Tuesday, 14 April 2009

Brown returns to his old habits

Brown has tried to kick the habit, but his addiction to big spending government keeps pulling him back. He can't go straight.

Between 1997 and 2005, Brown added 681,000 to the public sector payroll; an increase of 13 percent. Then, he tried to roll back this huge increase. In the following two years, public sector employment fell back by 108,000.

However, the financial crisis provided the perfect cover for returning to his own big spending ways. During the last nine months of 2008, Brown added a further 46,000 jobs.

So while the private sector is shedding jobs, the public sector is growing. In the long run, this means a heavier tax burden on firms and households.

5 comments:

Josh said...

Its boomtime for government. Why does that not surprise me.

Mick said...

I'd be very suprised if public sector employment fell in that period. I read the job ads and I remember it going up like a train.

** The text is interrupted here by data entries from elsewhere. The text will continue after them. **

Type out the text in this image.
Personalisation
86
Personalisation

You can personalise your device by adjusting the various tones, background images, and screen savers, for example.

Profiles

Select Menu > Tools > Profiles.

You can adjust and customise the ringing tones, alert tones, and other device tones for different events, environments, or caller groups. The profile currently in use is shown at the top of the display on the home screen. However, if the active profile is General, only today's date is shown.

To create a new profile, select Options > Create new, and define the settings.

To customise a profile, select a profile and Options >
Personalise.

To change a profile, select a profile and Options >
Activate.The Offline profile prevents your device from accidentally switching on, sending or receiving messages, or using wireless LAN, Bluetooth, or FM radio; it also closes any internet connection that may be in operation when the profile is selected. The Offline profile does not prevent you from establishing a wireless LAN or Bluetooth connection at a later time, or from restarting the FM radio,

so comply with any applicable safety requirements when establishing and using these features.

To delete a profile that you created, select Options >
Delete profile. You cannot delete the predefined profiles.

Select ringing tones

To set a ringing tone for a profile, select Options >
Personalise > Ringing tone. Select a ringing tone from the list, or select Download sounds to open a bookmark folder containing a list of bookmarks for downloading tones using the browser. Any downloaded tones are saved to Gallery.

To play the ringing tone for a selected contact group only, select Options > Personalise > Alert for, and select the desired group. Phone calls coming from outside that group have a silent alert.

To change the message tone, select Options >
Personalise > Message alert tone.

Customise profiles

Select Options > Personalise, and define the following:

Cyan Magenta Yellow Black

I'd suggest the figures need more careful examination.

K T Cat said...

Brown and Obama don't get it. Attempting to explain their actions through the use of basic economics is a waste of time. All they care about is income equality. They do not care about growth. You get income equality with inflation, you know. A few years of 20% inflation and all of the folks with money in the bank start to look like the ones without it.

Fred said...

{rant mode on}

And when they really have to cut the head count: it will be nurses and social workers first.

In the mean time they are stocking up on what exactly, quango senior managers, senior political advisors. All with staggering pension rights no doubt.

It is all about growing the unproductive sector of the economy while over burdening the productive sector. The reason being to hide the unemployment.

This is also, I suspect, why we let under qualified semi literates into universities and have the highest imprisonment levels of the western countries (and the highest reoffending rates).

{rant mode off}

The longer I read into economics and politics, the more convinced I am that it is about mugging the man in the street. Think clearly about inflation for a few seconds. ...

This depression will ultimate unwind a great deal of spin and expose a great deal of stupidity. The more stupidly headstrong Brown and co are; the longer it will take and the greater the probability of a war.

But, no, Brown believes he can get through another election if he can just keep some kind of illusion going long enough and run the accumulated national debt high enough.

Anyways, it is good to see you're back Alice.

fajensen said...

And when they really have to cut the head count: it will be nurses and social workers first.
'Course they will:

The resulting shitty state of the NHS and the long line of abused/dead children will provide the politicians with graphic arguments for More Public Spending, More Legislation and More Bureaucracy!!

They are not solving problems, they are managing them, nurturing them even - for the benefit of themselves and their crony quango friends (who gets the loot).